One other methodology that has been utilized to determine the ACSIC is to survey the natural ground elevation adjacent to the open channel, and subtract the excavation depth from cut sheets in the original engineer’s report to calculate the design channel bottom elevation. This methodology assumes that 1) the natural ground elevation can be accurately identified and surveyed in the field and is using the same datum as the original survey; and 2) the natural ground elevation has not changed since the construction of the ditch. Because of spoil piles, vegetation, and undulating topography, it can be difficult to ascertain what portion of the adjacent topography (if any) would be representative of natural ground elevation at the location of the open channel. This problem is compounded when the adjacent grades have changed due to land use practices or subsistence of organic soils. Because of these factors, this methodology can be highly inaccurate and should only be used to verify the ACSIC grades determined through other methodologies.

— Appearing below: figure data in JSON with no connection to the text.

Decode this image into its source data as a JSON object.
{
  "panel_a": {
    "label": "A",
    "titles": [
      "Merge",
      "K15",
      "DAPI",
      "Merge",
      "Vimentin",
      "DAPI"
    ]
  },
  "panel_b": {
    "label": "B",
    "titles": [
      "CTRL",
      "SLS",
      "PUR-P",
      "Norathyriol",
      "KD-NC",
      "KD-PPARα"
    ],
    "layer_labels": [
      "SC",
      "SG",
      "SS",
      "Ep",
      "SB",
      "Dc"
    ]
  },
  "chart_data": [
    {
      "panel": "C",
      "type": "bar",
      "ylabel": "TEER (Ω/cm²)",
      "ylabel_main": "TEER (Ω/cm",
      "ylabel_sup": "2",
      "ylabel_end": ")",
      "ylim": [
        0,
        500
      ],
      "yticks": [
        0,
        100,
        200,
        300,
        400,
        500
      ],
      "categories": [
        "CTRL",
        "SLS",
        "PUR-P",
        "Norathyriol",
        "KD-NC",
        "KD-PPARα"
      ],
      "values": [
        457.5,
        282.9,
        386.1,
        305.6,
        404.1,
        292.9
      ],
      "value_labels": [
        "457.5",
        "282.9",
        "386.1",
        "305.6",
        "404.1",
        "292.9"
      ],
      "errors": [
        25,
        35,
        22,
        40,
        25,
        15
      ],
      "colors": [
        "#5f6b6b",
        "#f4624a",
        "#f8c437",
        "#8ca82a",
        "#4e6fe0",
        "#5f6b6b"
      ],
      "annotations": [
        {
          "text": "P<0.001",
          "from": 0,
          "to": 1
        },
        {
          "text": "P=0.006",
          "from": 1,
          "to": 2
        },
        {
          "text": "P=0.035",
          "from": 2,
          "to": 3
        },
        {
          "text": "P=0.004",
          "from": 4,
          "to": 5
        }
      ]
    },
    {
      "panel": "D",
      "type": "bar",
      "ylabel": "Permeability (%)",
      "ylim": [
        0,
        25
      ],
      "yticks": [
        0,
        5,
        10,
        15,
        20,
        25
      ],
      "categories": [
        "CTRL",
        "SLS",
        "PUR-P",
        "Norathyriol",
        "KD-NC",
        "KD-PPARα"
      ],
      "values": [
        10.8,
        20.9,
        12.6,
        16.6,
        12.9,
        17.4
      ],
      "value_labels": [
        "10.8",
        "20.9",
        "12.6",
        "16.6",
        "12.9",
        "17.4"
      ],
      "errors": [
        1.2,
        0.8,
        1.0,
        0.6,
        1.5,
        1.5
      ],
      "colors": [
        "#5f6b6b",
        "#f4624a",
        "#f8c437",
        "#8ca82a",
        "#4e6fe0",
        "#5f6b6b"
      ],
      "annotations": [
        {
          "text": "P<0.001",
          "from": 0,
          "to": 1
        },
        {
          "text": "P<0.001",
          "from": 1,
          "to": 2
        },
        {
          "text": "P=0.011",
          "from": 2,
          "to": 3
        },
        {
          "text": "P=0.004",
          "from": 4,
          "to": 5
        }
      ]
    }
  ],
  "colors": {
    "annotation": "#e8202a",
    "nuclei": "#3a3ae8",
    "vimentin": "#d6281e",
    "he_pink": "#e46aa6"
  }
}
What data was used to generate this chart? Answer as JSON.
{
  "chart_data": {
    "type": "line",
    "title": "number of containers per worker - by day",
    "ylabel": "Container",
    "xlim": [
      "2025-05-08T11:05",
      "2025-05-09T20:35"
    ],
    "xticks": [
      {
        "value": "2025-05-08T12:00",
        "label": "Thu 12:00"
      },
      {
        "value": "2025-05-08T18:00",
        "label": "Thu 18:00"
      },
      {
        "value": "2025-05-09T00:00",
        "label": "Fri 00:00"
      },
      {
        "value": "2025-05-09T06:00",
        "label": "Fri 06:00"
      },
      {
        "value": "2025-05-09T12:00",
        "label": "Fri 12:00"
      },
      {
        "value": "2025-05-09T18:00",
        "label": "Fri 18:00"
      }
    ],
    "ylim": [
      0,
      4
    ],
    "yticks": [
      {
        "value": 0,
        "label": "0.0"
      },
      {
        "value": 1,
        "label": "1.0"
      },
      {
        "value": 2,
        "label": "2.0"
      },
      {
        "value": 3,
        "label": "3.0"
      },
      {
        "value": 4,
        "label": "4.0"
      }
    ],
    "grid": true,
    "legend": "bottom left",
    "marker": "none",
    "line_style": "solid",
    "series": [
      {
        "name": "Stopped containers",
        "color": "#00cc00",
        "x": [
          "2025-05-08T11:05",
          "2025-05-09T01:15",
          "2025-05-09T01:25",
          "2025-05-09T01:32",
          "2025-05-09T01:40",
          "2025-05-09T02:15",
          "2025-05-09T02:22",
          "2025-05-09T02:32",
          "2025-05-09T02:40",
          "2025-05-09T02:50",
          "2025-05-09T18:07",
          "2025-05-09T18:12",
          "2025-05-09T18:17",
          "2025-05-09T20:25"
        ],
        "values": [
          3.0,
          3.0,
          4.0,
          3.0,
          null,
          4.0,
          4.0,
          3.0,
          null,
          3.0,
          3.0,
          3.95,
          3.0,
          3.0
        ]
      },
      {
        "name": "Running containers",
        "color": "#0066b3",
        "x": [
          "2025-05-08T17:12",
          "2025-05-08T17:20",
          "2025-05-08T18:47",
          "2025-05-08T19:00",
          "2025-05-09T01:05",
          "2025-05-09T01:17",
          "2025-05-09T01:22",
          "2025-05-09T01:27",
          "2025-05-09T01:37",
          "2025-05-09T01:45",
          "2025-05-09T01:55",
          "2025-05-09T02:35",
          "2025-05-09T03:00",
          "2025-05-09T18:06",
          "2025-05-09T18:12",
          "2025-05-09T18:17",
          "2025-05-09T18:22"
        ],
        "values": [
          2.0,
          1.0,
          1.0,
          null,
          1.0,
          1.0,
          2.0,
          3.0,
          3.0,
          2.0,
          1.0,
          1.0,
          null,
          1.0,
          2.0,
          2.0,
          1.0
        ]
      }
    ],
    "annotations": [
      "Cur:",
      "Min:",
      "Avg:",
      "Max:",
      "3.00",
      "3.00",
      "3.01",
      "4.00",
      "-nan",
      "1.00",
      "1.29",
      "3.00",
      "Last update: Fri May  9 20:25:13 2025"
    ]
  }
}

5. Drainage Records Modernization

Because the determination of the ACSIC is critical to defining the depth and cross-section for repairs and maintenance of the public drainage system, and since these determinations rely on the historic record of the drainage system from its inception to its most recent repairs, it is imperative that the drainage authority develop an efficient and sustainable system to manage these historic records. Modern record-keeping practice includes scanning historic and current drainage system files into an electronic format (typically .pdf) and organizing these files via an electronic database. Many drainage authorities have also created GIS layers, geodatabases, and applications to map the public drainage systems they manage and provide georeferenced attribute data (including as-designed or as-constructed dimensions and grades) along the drainage system alignments. These electronic databases greatly increase efficiency and accuracy in managing repairs and maintenance to the public drainage systems and streamline the processes for regulatory review. The State of Minnesota has created (August of 2016) a geodatabase template for any drainage authority to use to organize and store their drainage system hydrographic and management data. Click here to find more information regarding drainage records modernization.

For an example of a public drainage system portal, see the RCWD Drainage System Information Portal.

Note: In support of these efforts, the engineer, when carrying out surveys, is strongly encouraged to geo-reference and report all benchmarks and centerline alignments with a common coordinate system and datum (e.g. county coordinates, state plane, & NAD83 UTM).